Harmony approached her father while Melody and BeBe stayed in the kitchen clearly worried about his reaction to what they considered glorious news.
Harmony said cautiously, “Daddy, I made cheerleader.”
“Well, good for you but won’t that cost a lot of money?” Horace sputtered, clearly annoyed.
“I don’t think so,” answered Harmony. “except for maybe paying for my uniform.”
“Well, we barely have enough money for food since ya Momma runned off. Not that she made much at the Food World, but it helped.”
“But Daddy,” protested Harmony. “Please, this is really important.”
Horace retorted, “More important than eatin’? Go cry to your Momma. The answer is no.”
Ever since Myrna Beauchamp had run off with a door to door salesman hawking life insurance, Horace had been bitter and took out his anger on his two daughters who looked remarkably like their mother.
The salesman would come by and woo Myrna at the grocery store where she was a check out lady. When Myrna confided in him that had she not gotten pregnant with Harmony and married Horace Beauchamp, she would have liked to have moved to Nashville and tried her hand at making it as a singer. Myrna wrote her own songs and would serenade Horace and the children as she made supper every night. The shifty salesman convinced Myrna he had a brother in Nashville in the recording business and she walked out of Food World one day with Lindy Maddox, convinced that she would become a star and come back to get Harmony and Melody to live in her fine home in Nashville. Lindy took his time getting to Nashville and stopped in various and sundry cheap motels along the way, all the while painting pictures of his brother’s recording studio and rubbing elbows with producers and famous recording artists on a daily basis to the naïve Myrna.
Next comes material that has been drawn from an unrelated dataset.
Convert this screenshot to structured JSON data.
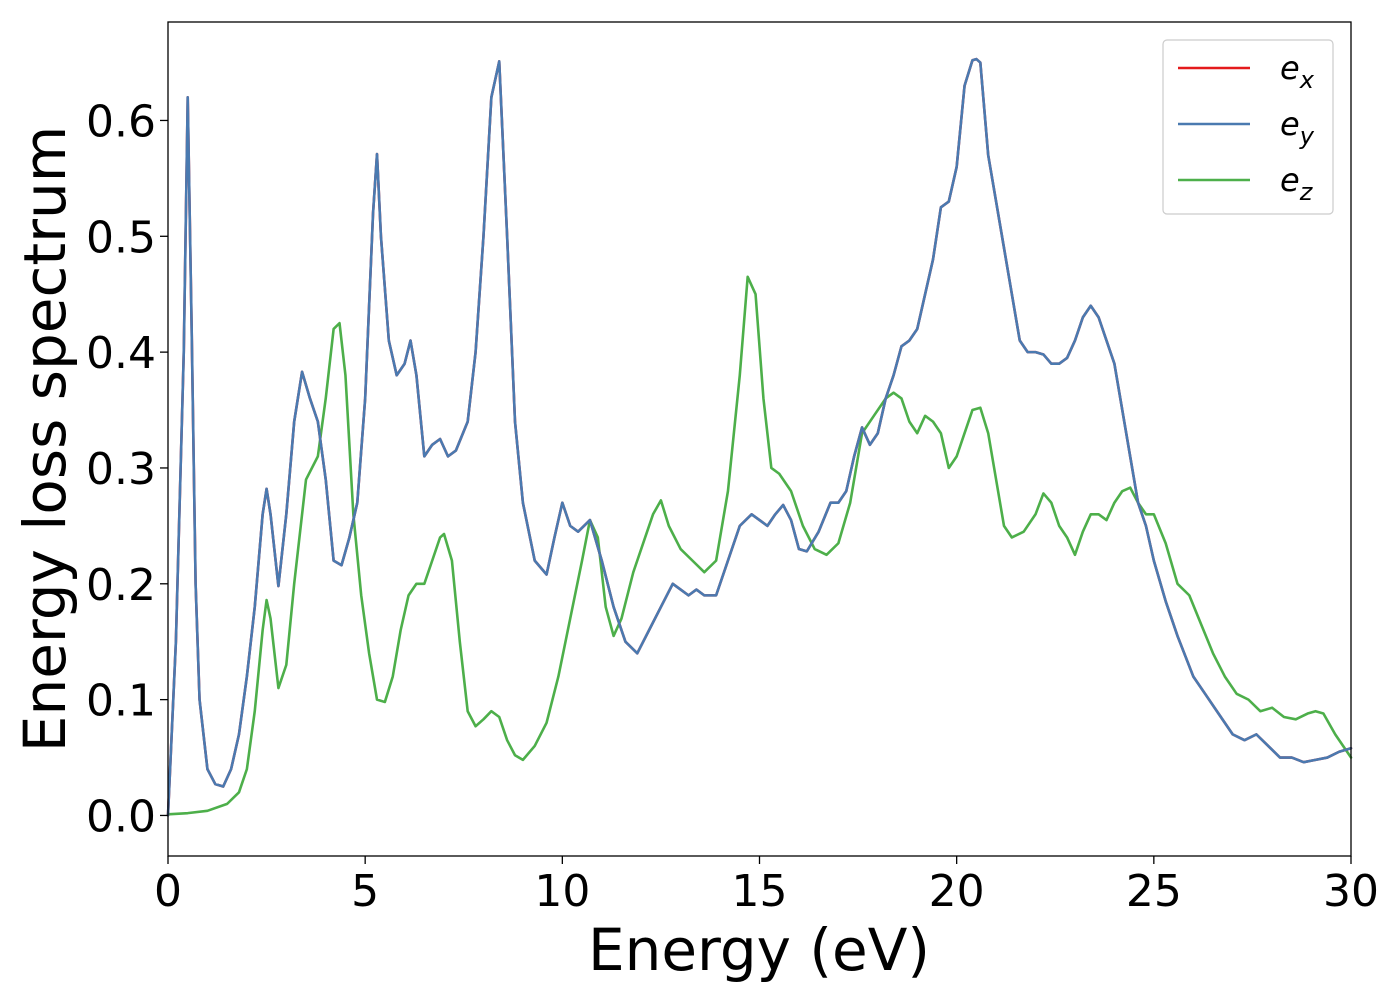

It was late at night when the runaway lovers arrived on the outskirts of Nashville. Lindon announced he was out of cigarettes and that he was going to a convenience store up the road. After three hours Myrna Beauchamp knew the jig was up for her and Lindon and any dreams of becoming a star and pulling her daughters from the grips of poverty were now over. She took some meager earnings she had hidden in a dress pocket and bought a bus ticket to Raleigh where her sister lived. The last Harmony heard of her mother was that she had “taken to the bed” and tried to numb her pain of betrayal and lost hope with large tumblers of straight Wild Turkey Bourbon. Horace’s death threats if she pursued custody of their children had put an end to the thought of ever seeing her girls again anytime soon.